Yet I was not a perfect heathen as a young girl: people seemed to have considered me quite Victorian and devout, even when I was in high school. So I suspect that you, with your love of history, would not have been a perfect heathen if your parents had not been devoutly Catholic. I think that you would have attended Sunday Mass more often than not as a young woman, gone to Confession at least once a year, and avoided having premarital penetrative sex or living together romantically before or outside of marriage. Maybe not a very good Catholic, but a Catholic nevertheless.
That is so sweet of you, my dear Diamantina, to think so well of me, but things were not that simple. My mother was not Catholic when I was growing up and my parents separated when I was a teenager. My father lost his faith (he came back many many years later and my mother converted as well). Many of the people I went to school with behaved like total pagans or worse. I was surrounded by vice in high school, college and grad school. But God protected me from any number of terrible things and led me to the nuns and other staunch Catholic friends.
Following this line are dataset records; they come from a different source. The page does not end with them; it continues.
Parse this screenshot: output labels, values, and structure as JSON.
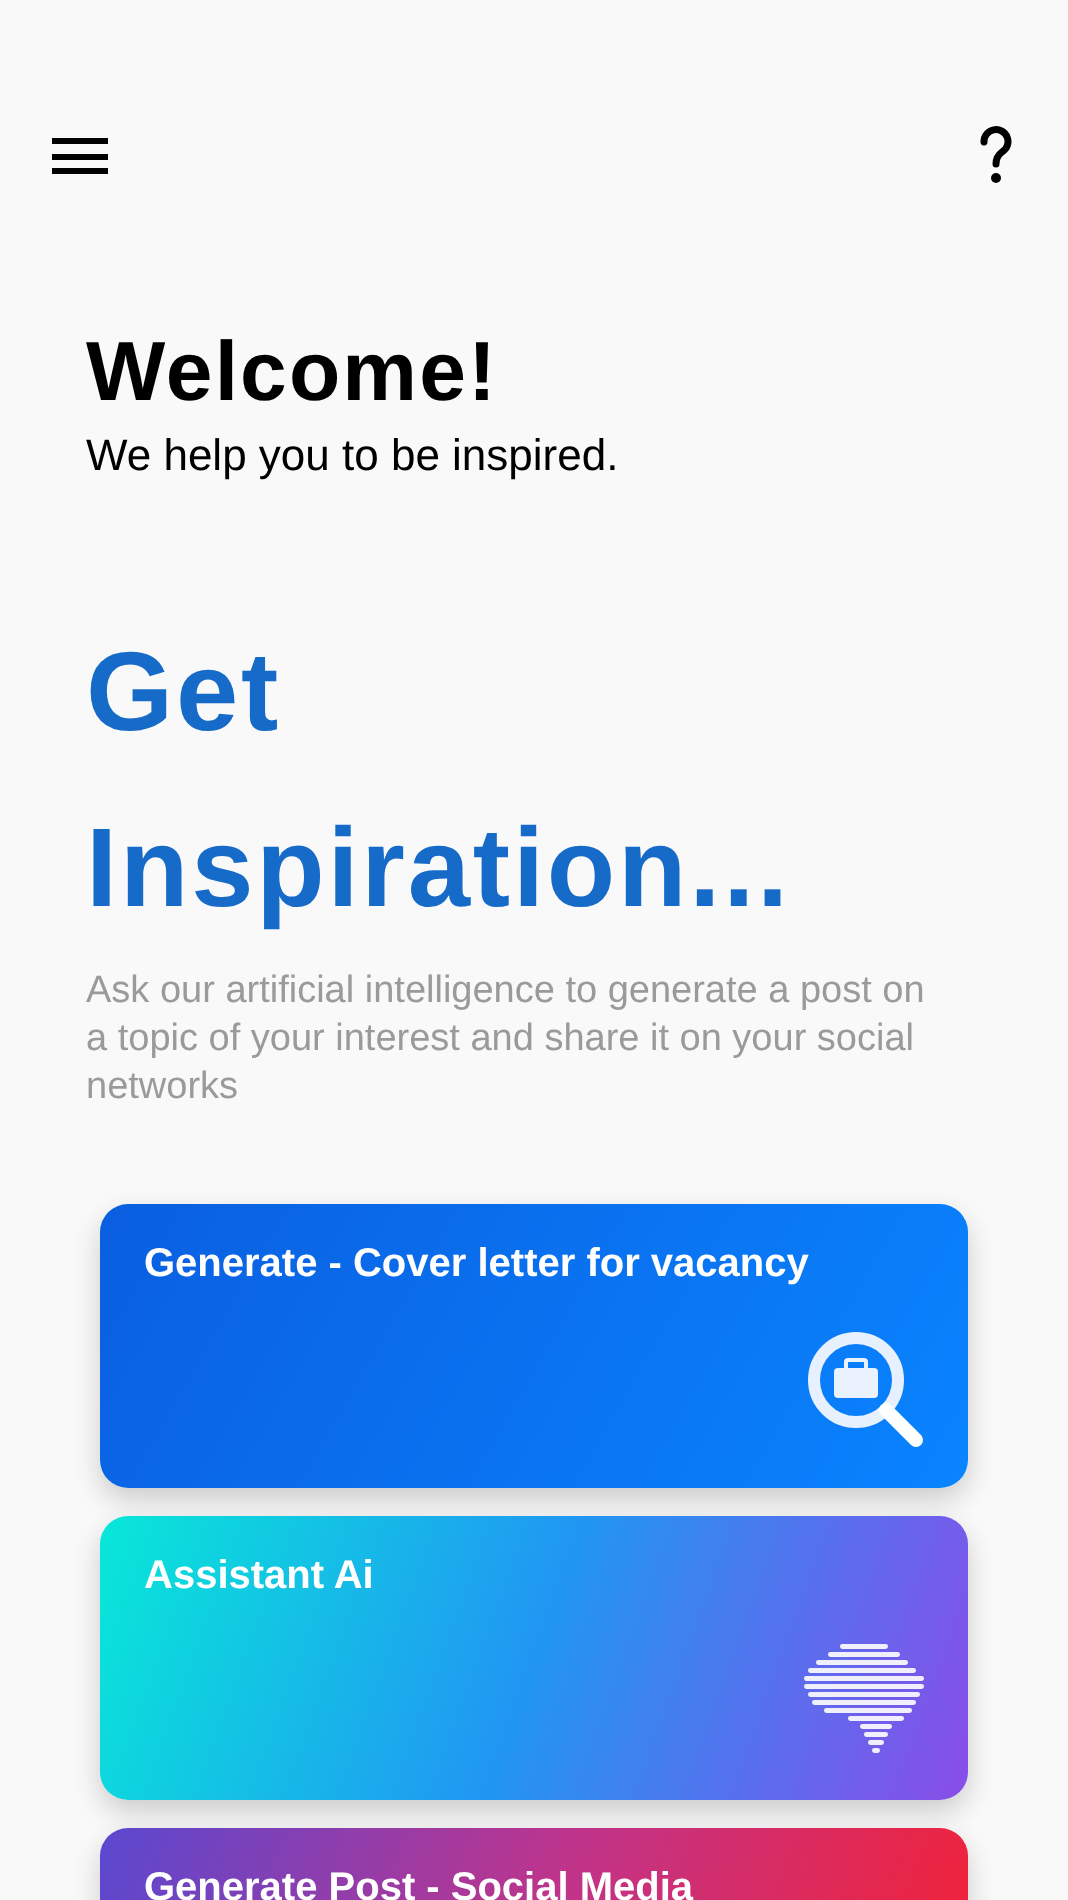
{
  "header": {
    "title": "Welcome!",
    "subtitle": "We help you to be inspired."
  },
  "hero": {
    "title_lines": [
      "Get",
      "Inspiration..."
    ],
    "description": "Ask our artificial intelligence to generate a post on a topic of your interest and share it on your social networks"
  },
  "cards": [
    {
      "title": "Generate - Cover letter for vacancy",
      "kind": "job-search"
    },
    {
      "title": "Assistant Ai",
      "kind": "brain"
    },
    {
      "title": "Generate Post - Social Media",
      "kind": "none"
    }
  ]
}
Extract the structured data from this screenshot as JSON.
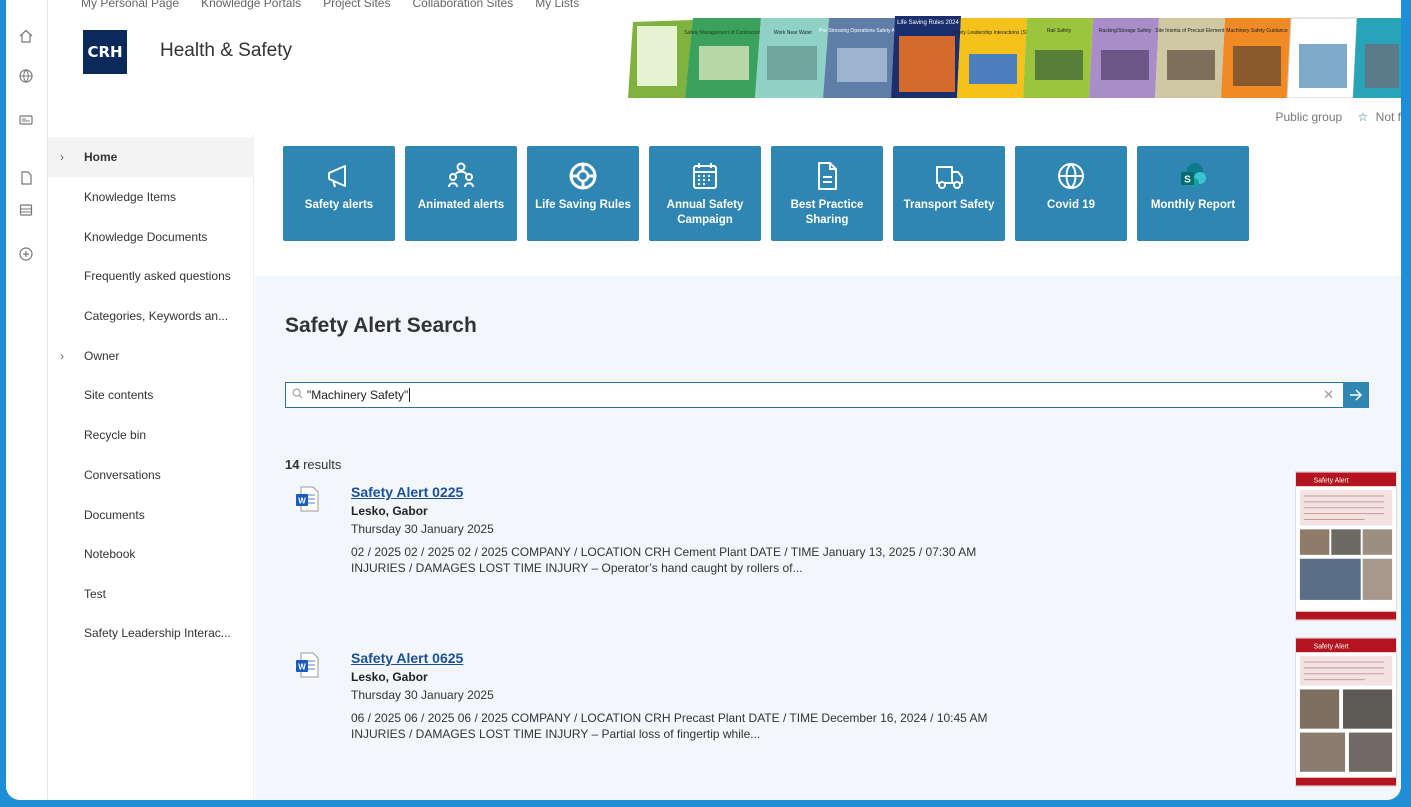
{
  "header": {
    "top_nav": [
      "My Personal Page",
      "Knowledge Portals",
      "Project Sites",
      "Collaboration Sites",
      "My Lists"
    ],
    "logo_text": "CRH",
    "site_title": "Health & Safety",
    "group_label": "Public group",
    "follow_label": "Not f",
    "banner_texts": [
      "Safety Management of Contractors",
      "Work Near Water",
      "Pre Stressing Operations Safety Audit",
      "Life Saving Rules 2024",
      "Safety Leadership Interactions (SLIs)",
      "Rail Safety",
      "Racking/Storage Safety",
      "Site Intertia of Precast Elements",
      "Machinery Safety Guidance"
    ]
  },
  "leftnav": {
    "items": [
      {
        "label": "Home",
        "chevron": true,
        "active": true
      },
      {
        "label": "Knowledge Items"
      },
      {
        "label": "Knowledge Documents"
      },
      {
        "label": "Frequently asked questions"
      },
      {
        "label": "Categories, Keywords an..."
      },
      {
        "label": "Owner",
        "chevron": true
      },
      {
        "label": "Site contents"
      },
      {
        "label": "Recycle bin"
      },
      {
        "label": "Conversations"
      },
      {
        "label": "Documents"
      },
      {
        "label": "Notebook"
      },
      {
        "label": "Test"
      },
      {
        "label": "Safety Leadership Interac..."
      }
    ]
  },
  "tiles": [
    {
      "label": "Safety alerts",
      "icon": "megaphone-icon"
    },
    {
      "label": "Animated alerts",
      "icon": "people-group-icon"
    },
    {
      "label": "Life Saving Rules",
      "icon": "lifebuoy-icon"
    },
    {
      "label": "Annual Safety Campaign",
      "icon": "calendar-icon"
    },
    {
      "label": "Best Practice Sharing",
      "icon": "document-icon"
    },
    {
      "label": "Transport Safety",
      "icon": "truck-icon"
    },
    {
      "label": "Covid 19",
      "icon": "globe-icon"
    },
    {
      "label": "Monthly Report",
      "icon": "sharepoint-icon"
    }
  ],
  "search": {
    "title": "Safety Alert Search",
    "query": "\"Machinery Safety\"",
    "result_count": "14",
    "result_word": "results",
    "results": [
      {
        "title": "Safety Alert 0225",
        "author": "Lesko, Gabor",
        "date": "Thursday 30 January 2025",
        "snippet_line1": "02 / 2025 02 / 2025 02 / 2025 COMPANY / LOCATION CRH Cement Plant DATE / TIME January 13, 2025 / 07:30 AM",
        "snippet_line2": "INJURIES / DAMAGES LOST TIME INJURY – Operator’s hand caught by rollers of...",
        "thumb_label": "Safety Alert"
      },
      {
        "title": "Safety Alert 0625",
        "author": "Lesko, Gabor",
        "date": "Thursday 30 January 2025",
        "snippet_line1": "06 / 2025 06 / 2025 06 / 2025 COMPANY / LOCATION CRH Precast Plant DATE / TIME December 16, 2024 / 10:45 AM",
        "snippet_line2": "INJURIES / DAMAGES LOST TIME INJURY – Partial loss of fingertip while...",
        "thumb_label": "Safety Alert"
      }
    ]
  },
  "colors": {
    "tile": "#2f86b2",
    "link": "#1a4f9a",
    "frame": "#1e8ed6",
    "search_bg": "#f3f7fb"
  }
}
I started really studying the faith when I was in grad school and my study intensified once I joined the Carmelite order at age 24.
Thanks for your insightful and powerful review which I found to be quite educational.
I also read and enjoyed Mary Sharrett's excellent novel,"Daughters of Witching Hill" which skillfully portrays the trials of mediaeval peasant women struggling to live a pious life amid the persecution and hardships of that era.